Mit der EU-Entwaldungsverordnung begeht die EU einen Paradigmenwechsel in der Regulierung von Lieferketten. Unternehmen dürfen Produkte nicht einführen oder im EU-Markt handeln, wenn durch sie Entwaldung entstanden sind. Welche Produkte sind betroffen und was ist zu tun?

Was besagt die EU-Entwaldungsverordnung?

Die EU-Entwaldungsverordnung EUDR (EU Deforestation Regulation) tritt nach einjähriger Verschiebung bereits zum 30.Dezember 2025 in Kraft.
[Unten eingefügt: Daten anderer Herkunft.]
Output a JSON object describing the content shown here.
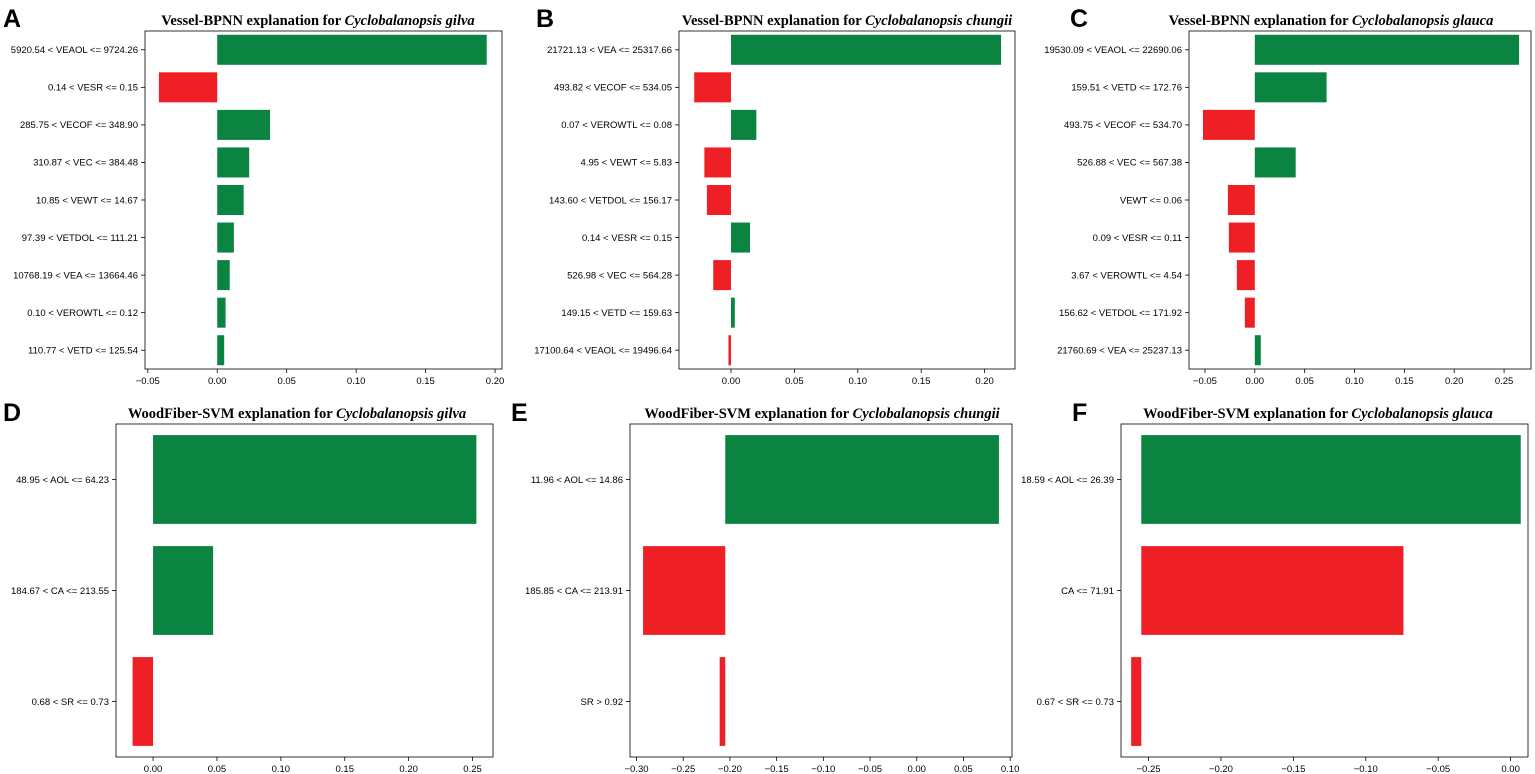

Das Kerninstrument der Verordnung ist ein striktes Verkehrsverbot: Relevante Rohstoffe und Erzeugnisse dürfen nur dann in der EU in Verkehr gebracht, auf dem Markt bereitgestellt oder aus ihr ausgeführt werden, wenn drei kumulative Bedingungen erfüllt sind:
  1. Sie sind entwaldungsfrei.
  2. Sie wurden im Einklang mit den relevanten Rechtsvorschriften des Erzeugerlandes erzeugt.
  3. Für sie liegt eine Sorgfaltserklärung vor.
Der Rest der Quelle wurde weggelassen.